玫瑰无所谓。旅行社是玫瑰承包独立核算的,工作性能本来就是弹性的,有业务的话,工作人员站起来就可以走,王某外出,并不出格。玫瑰虽然曾经生过疑心,因为他每次跑出去总忘不了先往卫生间钻一钻,出来时就浑身的香水味,引得旅行社里的几个业务小姐嘻嘻暗笑,而且那所谓的“生意”从来也没谈成过。但玫瑰还是无所谓。疑心像蛛丝一样地挥去。且不说本来就只是临时搭档,不是夫妻,夫妻又能怎么样?男人的心能用绳子拴住吗?玫瑰是有过经历的,决不会再对男人的心滋生哪怕一丁点的希望。
玫瑰只是没料到这家伙大白天里是去跟个大闸蟹老板干那个同性恋勾当。
同性便同性罢,一对一的,还不会出什么大问题。只是他们弄到后来,乱了套了:很讲朋友义气的大闸蟹不独享其成,又带了一个剖黄鳝发家的大块头来一起同性。
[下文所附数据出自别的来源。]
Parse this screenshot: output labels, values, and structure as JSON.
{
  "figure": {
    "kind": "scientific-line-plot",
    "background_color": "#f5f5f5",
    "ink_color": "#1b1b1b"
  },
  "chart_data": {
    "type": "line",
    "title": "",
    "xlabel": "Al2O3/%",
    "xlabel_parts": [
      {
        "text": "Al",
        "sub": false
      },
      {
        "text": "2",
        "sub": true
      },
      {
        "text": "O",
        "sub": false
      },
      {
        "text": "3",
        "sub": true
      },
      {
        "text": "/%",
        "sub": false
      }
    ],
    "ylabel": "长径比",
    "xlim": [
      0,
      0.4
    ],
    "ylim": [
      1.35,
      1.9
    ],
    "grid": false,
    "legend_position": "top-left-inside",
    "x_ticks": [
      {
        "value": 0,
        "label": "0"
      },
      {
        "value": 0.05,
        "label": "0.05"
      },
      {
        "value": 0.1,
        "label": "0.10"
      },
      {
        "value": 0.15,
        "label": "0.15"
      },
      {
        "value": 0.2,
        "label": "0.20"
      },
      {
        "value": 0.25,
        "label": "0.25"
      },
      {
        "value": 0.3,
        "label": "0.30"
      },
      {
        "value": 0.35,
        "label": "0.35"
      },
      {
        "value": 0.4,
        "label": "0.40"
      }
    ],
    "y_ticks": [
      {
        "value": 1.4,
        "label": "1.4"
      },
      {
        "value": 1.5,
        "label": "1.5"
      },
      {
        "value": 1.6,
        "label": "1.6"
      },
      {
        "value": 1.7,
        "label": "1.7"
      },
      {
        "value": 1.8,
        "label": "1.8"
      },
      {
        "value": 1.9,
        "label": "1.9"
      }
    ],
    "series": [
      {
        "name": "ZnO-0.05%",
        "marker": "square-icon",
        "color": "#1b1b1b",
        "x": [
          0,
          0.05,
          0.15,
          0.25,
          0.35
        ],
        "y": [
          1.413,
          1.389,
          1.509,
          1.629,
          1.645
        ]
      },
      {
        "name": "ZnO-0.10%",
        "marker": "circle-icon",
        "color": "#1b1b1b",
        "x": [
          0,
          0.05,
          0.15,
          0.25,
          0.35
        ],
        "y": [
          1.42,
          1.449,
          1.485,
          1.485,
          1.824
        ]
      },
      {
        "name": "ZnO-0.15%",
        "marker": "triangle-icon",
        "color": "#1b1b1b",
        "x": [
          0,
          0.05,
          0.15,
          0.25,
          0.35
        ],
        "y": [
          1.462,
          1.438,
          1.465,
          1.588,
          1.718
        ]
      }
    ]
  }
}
大块头对此兴趣并不很大,来过几次兴味索然,便在自己设摊的宁海东路菜场附近的云南路大排档里请了一次客,既有向大闸蟹谢媒又有与小白脸byebye的意思。不料在他byebye的同时,他随同赴宴的老婆却与王姓白脸欣然搭识。大块头思维简单,心想这小白脸是个搞同性恋的,在同性恋过程中还是充当了一个女人的角色,因此大块头就把他当成了“她”,对于“她”与自己老婆的交往,大块头一点没有防范意识。
剖黄鳝的老婆五大三粗,对王姓小白脸热情高涨,而王某与她虚与委蛇,实在只是看中了她手中的几张人民币存单而已。
黄鳝老婆明白这一点,钱抓得不松不紧,每次给得不多不少,完全把握住了放长线钓大鱼的额度,刻意将这可爱的小白脸套个结结实实。
王姓小白脸于是陷入了两难的境地。他虽然心理变态,寡廉鲜耻,但这黄鳝老婆的恶形恶状,还有那浑身上下总也洗刷不净的鱼腥味,实在很令他作呕。人民币是可爱的,鱼腥味是不好闻的。他想出了一个两全之计:每当玫瑰带了旅游团外出,他就把这个怀揣四位数现金的黄鳝婆叫来。将幽会地点置于这新装修的充满了温馨浪漫气息和美国雅丝兰黛香水味的810室,他觉得可以冲淡点恶心,同时也比在擅长杀黄鳝的那户人家里安全。